Print this article
August 18, 2015
Disney in Concert: A Silly Symphony Celebration
Maltin hosts, Fox conducts landmark live-to-picture cartoonfest by Jon Burlingame
ANAHEIM, Calif. - An estimated 4,000 Disney fans got to see six classic Silly Symphony cartoons with live musical accompaniment at the D23 Expo Sunday at the Anaheim Convention Center.
D23 organizers wisely scheduled two identical 70-minute concerts (at 11 a.m. and 2 p.m.) to accommodate the anticipated crowds. Film historian and Disney expert Leonard Maltin hosted both, which featured a 32-piece orchestra conducted by Steven Allen Fox.
The concert opened with an overture in which the music of Mother Goose Goes Hollywood (1938, scored by Edward Plumb) was performed to filmmaker Les Perkins' newly created montage of clips from all 75 Silly Symphony shorts from 1929 to 1939. It was a perfect opener, partly jazzy and partly classical in nature, but with funny, silly sound effects (including bird calls) all brilliantly realized by the top-tier orchestra. Maltin introduced them as "the cream of L.A. studio musicians."
Maltin proved a warm and engaging host, offering historical tidbits and introducing vintage clips of Walt Disney himself (from his long-running TV series) talking about the role and importance of music in the series. Maltin pointed out that Disney's first musical director, Carl W. Stalling – who would later achieve greater fame as composer of hundreds of Warner Bros. cartoons – came up with the idea of Silly Symphonies, where music would be "the driving force of the cartoon."
Just 10 musicians played the score for the first Silly Symphony called Skeleton Dance (1929, scored by Stalling), in which skeletons cavort in a cemetery until dawn. Alexander Rannie, a composer and Disney music expert who restored all these scores for concert performance, said in a pre-concert interview that the original scores (still in Disney's music library) indicated that 10 musicians were likely all Stalling had. Whistles and a wind machine were part of the music-making in this short.
Introducing Flowers and Trees (1932, scored by Bert Lewis and Frank Churchill), Maltin noted that Disney was "a constant innovator... pushing boundaries," and that his use of Technicolor in this short marked the very first time that movie audiences saw three-strip Technicolor on the big screen. (It won an Oscar for best animated short.)

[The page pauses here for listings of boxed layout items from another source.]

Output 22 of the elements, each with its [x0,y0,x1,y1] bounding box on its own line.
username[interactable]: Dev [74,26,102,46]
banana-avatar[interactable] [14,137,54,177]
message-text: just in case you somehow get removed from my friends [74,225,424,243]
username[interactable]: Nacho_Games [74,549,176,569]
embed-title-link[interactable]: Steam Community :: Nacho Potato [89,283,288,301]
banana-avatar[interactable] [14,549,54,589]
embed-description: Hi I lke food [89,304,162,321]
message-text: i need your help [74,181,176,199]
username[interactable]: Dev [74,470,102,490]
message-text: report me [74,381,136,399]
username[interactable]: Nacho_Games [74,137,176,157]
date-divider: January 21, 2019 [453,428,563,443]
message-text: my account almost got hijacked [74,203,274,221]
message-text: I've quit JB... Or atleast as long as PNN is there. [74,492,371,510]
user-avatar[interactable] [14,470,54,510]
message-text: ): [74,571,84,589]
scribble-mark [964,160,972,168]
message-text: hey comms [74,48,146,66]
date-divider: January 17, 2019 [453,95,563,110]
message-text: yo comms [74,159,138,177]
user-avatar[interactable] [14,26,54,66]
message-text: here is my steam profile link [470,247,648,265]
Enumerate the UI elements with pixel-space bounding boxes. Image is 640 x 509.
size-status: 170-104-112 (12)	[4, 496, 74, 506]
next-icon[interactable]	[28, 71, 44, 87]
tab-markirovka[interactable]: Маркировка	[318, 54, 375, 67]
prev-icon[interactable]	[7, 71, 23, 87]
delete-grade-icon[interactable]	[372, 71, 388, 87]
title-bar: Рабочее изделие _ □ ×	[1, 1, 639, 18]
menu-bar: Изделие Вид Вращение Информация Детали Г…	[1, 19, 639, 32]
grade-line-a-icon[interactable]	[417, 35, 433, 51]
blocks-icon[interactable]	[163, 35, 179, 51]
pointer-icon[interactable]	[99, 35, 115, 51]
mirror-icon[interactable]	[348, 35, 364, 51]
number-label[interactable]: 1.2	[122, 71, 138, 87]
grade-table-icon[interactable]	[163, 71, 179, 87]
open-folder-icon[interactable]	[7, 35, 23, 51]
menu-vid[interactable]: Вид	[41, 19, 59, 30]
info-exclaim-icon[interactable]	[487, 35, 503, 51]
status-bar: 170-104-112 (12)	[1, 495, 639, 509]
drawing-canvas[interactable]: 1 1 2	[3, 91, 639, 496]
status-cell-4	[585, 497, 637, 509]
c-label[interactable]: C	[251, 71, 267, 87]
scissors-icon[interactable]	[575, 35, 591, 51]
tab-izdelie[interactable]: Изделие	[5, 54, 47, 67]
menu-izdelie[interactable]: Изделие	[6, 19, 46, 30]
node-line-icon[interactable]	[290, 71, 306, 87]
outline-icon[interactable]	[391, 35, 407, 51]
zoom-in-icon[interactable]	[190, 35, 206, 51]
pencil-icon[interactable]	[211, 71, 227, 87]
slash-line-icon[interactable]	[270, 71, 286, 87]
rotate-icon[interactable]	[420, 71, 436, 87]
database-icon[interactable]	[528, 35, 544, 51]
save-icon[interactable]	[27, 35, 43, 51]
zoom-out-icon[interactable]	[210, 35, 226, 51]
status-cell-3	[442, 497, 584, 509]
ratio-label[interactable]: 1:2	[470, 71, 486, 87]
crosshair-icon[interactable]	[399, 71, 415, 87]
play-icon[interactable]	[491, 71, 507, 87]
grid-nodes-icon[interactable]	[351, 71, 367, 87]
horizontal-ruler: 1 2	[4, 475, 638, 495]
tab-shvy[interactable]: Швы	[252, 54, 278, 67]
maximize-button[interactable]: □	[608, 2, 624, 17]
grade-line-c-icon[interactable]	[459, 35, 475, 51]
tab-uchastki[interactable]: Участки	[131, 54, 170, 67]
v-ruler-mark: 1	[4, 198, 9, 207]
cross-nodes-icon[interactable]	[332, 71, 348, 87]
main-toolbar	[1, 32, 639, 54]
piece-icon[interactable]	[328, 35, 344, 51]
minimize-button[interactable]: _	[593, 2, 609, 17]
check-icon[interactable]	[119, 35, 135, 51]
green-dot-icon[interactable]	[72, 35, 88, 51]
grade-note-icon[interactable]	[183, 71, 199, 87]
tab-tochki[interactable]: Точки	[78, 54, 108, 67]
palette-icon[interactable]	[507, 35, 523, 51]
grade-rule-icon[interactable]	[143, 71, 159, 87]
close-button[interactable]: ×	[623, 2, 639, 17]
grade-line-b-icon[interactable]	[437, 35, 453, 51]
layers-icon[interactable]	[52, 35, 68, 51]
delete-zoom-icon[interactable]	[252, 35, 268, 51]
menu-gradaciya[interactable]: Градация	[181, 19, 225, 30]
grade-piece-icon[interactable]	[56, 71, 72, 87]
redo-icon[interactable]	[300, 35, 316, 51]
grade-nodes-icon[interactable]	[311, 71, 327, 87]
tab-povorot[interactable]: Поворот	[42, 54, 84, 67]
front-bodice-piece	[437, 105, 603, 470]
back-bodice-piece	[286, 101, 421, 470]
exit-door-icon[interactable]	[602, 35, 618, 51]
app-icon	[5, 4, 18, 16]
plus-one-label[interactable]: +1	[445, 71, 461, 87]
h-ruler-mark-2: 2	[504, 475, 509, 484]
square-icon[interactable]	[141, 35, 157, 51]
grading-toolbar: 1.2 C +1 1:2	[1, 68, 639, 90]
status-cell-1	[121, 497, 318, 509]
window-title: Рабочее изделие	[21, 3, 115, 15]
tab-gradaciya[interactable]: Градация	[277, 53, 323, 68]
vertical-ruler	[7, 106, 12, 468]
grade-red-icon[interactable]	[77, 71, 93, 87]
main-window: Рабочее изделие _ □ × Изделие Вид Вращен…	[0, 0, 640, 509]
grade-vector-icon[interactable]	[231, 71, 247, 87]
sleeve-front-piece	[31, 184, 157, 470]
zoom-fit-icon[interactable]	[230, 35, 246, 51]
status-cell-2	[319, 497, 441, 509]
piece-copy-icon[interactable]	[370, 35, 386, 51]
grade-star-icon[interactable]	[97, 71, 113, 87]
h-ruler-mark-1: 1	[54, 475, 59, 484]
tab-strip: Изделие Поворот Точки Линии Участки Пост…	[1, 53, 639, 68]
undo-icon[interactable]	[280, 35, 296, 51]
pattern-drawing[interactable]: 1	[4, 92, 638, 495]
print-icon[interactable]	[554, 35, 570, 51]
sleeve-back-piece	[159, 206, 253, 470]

A highlight of the afternoon was The Three Little Pigs (1933, scored by Churchill), with Disney's first big song hit "Who's Afraid of the Big Bad Wolf." Here, the original vocal tracks were drawn from the cartoon but all other sounds were performed by the orchestra – including the Wolf's knocking on the pigs' doors, done on the actual wood prop used for the original recording more than 80 years ago. Maltin introduced this classic with an amusing, black-and-white re-creation (again, from the Disney TV show) of Disney, songwriter Churchill and the animators coming up with the song.
Maltin noted that "Who's Afraid of the Big Bad Wolf" took on a much greater significance than just a cartoon song, as it became "an anthem for people experiencing the effects of the Great Depression... a defiance song" that voiced optimism in the face of very difficult times for Americans.
The clip introducing The Old Mill (1937, scored by Leigh Harline) had Disney himself explaining that this was "an experimental short subject" designed to help animators find solutions to problems involving depictions of nature including rain and lightning, in advance of his first feature-length animated production, Snow White and the Seven Dwarfs. It also marked the first use of the multi-plane camera to "give a dimensional quality, a feeling of space," Disney said.
The Old Mill, which also won an Oscar for best animated short, is a nine-minute masterpiece without any humans or familiar characters. It tells the story of an abandoned windmill inhabited by birds, mice and bats, and what happens one night when a damaging thunderstorm occurs. For this one, the percussion section had a field day, creating sounds of frogs, grasshoppers and fireflies.
The Ugly Ducking (1939, scored by Albert Hay Malotte) offered a heart-warming moment in the concert, but the most exciting moments were saved for last. The concert concluded with Music Land (1935, scored by Harline), another classic that depicted a battle between the "Land of Symphony" and the "Isle of Jazz," a Romeo-and-Juliet tale of a violin and a saxophone who meet and fall in love despite the opposition of their parents from different lands. The orchestra rose to the challenge and earned a standing ovation for their efforts.
Attendees were able to take their musical memories home with them, because premiering for sale at the D23 Expo was The Silly Symphony Collection, a 16-LP box set containing, according to Walt Disney Records, "the complete restored soundtracks from all 75 Silly Symphony shorts," more than eight hours of music in all.